Mr. Herr died today.
Even after knowing him for 40 years and spending more time at their house than I did anywhere but my own, I still think of him as Mr. Herr.
Thinking of him as Mr. Herr does not mean that our relationship was formal. It is what kids who grew up in the 1960s did. My younger siblings can say Sam and Fran (Mrs. Herr), but I cannot. Too late to teach this kid new tricks.
Family folklore says that after church one day I asked my mom if Ann Herr could come over. Mom said that she'd would need to meet Ann's parents and discuss it with them. The introductions were made made and permission was granted. Ann was no where to be found. She was so sure of how it would turn out that she was sitting in the backseat of our car, waiting to get the show on the road! She was right, it turned in to a lifelong friendship for both of our families.
I was always in awe of Mr. Herr. As a shy runny-nosed kid he made me feel really special. He could look at me at the dinner table and I'd start laughing so hard that tears would run down my face and I'd have to retreat to the other room to catch my breath. He could turn me upside down and I would scream and giggle knowing that I was in good, strong hands that would not let me fall.
I would follow my fearless best-friend Ann up the ladder to the haymow and Mr. Herr would have to come and rescue me. I remember sitting up in a corner, adamant that I was not coming down until Mr. Herr got there. He scooped me up and carried me down with a wink and a smile. He never made me feel bad and his teasing was always gentle and with love.
Mr. Herr was always interested in what was happening in my life, whether it was a ribbon at the county fair or my job. I think he was as excited about my promotion at Second Helpings as I was. He was nice to all of my boyfriends and had the grace not to mention them when they were gone.
I always knew in my heart that if something happened to my dad, Mr. Herr is the one I would have wanted to walk me down the aisle. That changed slightly when Ann got married. It turned out that Mr. Herr was a little nervous. As a bridesmaid I was sitting directly in front of him. He chattered the whole time. I don't think we'd ever exchanged as many words as we did during that ceremony. He reminded me of the haymow incident, of how Annie and I loved to read, how we'd been 5th grade cheerleaders and had slumber parties. When I came back from Communion I sat on my bouquet. That sent Mr. Herr in to another round of chattering, he wanted to know if I realized that I'd squished the flowers...um, yes and so does everyone else in the church now. He asked about the flowers again, I leaned back and told him I thought the marriage would still be valid that if the flowers were crushed.

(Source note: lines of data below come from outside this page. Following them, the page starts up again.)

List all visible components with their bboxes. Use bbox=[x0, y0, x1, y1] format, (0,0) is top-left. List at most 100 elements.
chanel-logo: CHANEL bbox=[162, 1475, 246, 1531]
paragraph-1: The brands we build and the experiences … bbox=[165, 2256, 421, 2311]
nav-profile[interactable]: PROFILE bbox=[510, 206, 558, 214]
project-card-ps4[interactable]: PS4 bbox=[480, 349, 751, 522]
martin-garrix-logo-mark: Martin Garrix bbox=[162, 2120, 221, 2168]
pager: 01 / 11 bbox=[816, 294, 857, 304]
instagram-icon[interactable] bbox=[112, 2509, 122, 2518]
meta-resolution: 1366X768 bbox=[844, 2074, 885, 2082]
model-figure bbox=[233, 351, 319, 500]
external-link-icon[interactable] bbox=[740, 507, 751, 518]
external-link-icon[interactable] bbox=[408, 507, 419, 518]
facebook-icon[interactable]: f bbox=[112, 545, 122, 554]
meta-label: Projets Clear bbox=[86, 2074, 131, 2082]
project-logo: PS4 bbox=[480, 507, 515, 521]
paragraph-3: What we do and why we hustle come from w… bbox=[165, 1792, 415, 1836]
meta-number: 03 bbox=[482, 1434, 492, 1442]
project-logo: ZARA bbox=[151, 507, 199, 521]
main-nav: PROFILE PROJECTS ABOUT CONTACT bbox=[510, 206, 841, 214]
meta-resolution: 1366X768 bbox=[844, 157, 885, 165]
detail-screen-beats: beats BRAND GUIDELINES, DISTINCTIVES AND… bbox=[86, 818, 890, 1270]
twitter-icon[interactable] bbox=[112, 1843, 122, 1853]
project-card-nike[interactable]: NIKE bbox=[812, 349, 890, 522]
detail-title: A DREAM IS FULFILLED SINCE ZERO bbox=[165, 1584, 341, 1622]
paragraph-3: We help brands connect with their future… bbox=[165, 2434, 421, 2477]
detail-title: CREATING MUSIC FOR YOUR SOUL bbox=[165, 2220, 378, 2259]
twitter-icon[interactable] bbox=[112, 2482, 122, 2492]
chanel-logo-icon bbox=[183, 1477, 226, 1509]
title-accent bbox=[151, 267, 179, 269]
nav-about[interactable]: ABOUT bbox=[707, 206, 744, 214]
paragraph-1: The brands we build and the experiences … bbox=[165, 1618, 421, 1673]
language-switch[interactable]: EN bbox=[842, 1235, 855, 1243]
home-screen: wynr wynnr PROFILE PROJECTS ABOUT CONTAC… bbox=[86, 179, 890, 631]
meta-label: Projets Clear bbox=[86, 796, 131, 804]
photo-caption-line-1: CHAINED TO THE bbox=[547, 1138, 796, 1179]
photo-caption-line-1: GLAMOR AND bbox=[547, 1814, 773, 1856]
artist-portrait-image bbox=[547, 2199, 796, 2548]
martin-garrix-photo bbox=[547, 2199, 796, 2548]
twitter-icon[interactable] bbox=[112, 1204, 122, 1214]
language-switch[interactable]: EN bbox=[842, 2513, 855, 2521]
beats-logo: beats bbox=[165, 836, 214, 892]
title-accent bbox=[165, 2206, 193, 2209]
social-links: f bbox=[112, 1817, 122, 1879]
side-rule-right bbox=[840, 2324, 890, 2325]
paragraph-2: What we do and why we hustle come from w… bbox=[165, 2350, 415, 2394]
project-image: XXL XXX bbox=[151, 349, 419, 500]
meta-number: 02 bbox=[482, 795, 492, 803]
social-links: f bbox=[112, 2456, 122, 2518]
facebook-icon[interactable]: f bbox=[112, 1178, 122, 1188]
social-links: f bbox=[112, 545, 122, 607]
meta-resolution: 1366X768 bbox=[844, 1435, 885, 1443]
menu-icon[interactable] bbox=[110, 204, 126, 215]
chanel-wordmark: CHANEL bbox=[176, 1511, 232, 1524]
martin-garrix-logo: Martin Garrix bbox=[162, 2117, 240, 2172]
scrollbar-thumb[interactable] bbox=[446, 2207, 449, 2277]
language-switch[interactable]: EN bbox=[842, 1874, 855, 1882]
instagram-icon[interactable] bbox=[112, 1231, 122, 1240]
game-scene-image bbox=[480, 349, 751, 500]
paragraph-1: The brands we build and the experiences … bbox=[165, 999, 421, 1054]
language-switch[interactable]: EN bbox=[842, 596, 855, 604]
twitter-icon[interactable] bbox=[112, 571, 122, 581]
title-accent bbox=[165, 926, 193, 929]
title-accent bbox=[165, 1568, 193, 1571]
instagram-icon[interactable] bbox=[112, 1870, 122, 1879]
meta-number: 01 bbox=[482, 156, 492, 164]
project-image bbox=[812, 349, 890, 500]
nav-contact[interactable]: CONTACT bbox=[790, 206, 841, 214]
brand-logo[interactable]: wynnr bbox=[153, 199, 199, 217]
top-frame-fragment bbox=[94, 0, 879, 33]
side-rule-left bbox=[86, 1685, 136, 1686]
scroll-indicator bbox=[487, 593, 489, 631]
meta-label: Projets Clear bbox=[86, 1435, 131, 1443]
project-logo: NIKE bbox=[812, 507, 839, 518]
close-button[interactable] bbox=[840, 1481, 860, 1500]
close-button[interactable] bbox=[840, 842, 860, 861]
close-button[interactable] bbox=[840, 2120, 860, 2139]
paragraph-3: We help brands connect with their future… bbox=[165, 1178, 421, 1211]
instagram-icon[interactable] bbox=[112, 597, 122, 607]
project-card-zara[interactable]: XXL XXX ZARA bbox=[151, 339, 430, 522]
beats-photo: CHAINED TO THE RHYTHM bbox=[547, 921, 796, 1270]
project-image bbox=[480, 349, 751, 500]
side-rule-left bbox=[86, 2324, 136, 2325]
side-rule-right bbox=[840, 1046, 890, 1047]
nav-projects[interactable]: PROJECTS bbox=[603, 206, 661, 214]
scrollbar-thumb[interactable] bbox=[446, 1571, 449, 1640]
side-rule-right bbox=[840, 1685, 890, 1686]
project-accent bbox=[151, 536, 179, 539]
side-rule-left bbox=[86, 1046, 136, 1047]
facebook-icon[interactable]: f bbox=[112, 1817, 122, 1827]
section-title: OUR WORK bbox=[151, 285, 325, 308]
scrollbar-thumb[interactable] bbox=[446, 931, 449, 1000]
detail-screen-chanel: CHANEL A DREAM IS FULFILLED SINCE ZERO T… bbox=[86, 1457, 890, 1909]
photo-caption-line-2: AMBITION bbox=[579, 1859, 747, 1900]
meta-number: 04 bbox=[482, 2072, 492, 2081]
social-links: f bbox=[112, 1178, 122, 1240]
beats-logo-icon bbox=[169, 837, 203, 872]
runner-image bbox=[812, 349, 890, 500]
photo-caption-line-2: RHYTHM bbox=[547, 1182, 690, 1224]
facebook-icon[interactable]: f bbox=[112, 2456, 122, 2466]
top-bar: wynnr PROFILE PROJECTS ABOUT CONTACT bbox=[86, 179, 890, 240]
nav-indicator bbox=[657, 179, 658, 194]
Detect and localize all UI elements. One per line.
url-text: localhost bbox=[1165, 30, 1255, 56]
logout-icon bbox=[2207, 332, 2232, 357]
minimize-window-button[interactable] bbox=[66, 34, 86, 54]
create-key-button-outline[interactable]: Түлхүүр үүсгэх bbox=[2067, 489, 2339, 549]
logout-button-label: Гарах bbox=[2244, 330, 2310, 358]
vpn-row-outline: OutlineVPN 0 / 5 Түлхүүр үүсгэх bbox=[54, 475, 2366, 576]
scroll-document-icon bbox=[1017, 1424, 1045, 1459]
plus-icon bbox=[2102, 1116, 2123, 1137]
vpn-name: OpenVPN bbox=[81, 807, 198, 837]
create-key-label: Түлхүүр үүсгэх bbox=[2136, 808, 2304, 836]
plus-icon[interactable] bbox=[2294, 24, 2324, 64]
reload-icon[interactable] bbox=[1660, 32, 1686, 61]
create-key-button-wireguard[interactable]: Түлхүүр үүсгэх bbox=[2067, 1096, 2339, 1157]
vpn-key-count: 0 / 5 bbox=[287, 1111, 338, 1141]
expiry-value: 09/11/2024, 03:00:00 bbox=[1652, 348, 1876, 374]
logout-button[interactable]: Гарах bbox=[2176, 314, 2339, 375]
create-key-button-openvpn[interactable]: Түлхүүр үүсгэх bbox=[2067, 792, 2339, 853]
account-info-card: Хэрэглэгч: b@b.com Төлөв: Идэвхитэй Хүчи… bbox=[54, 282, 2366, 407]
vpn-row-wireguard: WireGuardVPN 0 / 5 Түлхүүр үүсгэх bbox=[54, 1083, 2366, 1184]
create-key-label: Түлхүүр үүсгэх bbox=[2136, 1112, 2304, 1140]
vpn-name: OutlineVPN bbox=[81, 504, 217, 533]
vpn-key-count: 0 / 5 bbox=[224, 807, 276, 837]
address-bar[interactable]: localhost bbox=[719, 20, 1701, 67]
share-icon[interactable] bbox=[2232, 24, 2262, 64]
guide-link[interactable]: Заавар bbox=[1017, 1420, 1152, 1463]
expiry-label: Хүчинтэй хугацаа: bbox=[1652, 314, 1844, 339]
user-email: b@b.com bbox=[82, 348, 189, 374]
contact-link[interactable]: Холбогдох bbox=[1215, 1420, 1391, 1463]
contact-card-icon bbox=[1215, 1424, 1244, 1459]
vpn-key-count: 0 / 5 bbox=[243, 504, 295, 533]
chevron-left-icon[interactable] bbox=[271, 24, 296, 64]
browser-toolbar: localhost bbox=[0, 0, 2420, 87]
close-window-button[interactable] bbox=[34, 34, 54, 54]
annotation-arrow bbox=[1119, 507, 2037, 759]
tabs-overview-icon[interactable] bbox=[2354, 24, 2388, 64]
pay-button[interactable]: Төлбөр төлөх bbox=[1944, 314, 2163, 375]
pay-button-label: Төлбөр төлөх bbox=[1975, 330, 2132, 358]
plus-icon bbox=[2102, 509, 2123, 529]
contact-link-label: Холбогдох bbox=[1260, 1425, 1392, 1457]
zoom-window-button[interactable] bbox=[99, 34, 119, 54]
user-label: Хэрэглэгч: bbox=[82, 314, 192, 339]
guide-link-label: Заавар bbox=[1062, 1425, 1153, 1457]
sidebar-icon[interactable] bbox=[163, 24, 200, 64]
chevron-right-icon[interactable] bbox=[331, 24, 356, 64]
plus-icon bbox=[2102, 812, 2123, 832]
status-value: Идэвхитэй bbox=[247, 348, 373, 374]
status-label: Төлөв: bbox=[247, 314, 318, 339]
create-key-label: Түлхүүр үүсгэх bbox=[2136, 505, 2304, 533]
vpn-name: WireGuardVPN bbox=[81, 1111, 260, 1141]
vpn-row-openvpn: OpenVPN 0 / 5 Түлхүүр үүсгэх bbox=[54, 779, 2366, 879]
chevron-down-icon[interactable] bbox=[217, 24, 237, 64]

I had the privilege of being at the Herr farm today, looking a photographs with three of the grandchildren (one is my godchild) while the Mrs. Herr and the kids were at the funeral home. One thing that really struck me was that if it was an indoor picture Mr. Herr was on the floor playing with a child and if it was an outdoor photograph he was standing in a field next to a piece of farm equipment. Not a bad way to live.
When Ann called me this morning to tell me that her father died in his sleep I felt like we were suddenly grownup. I called my family and did the only thing I could think of. I drove to Ann's with a vanilla coke and one of our favorite Nancy Drew books.
Rest in peace Mr. Herr, Independence Day will not be the same with out you.
Jerry lives right down the road from the Herr's. Mr. Wiley and Mr. Herr farmed together for years.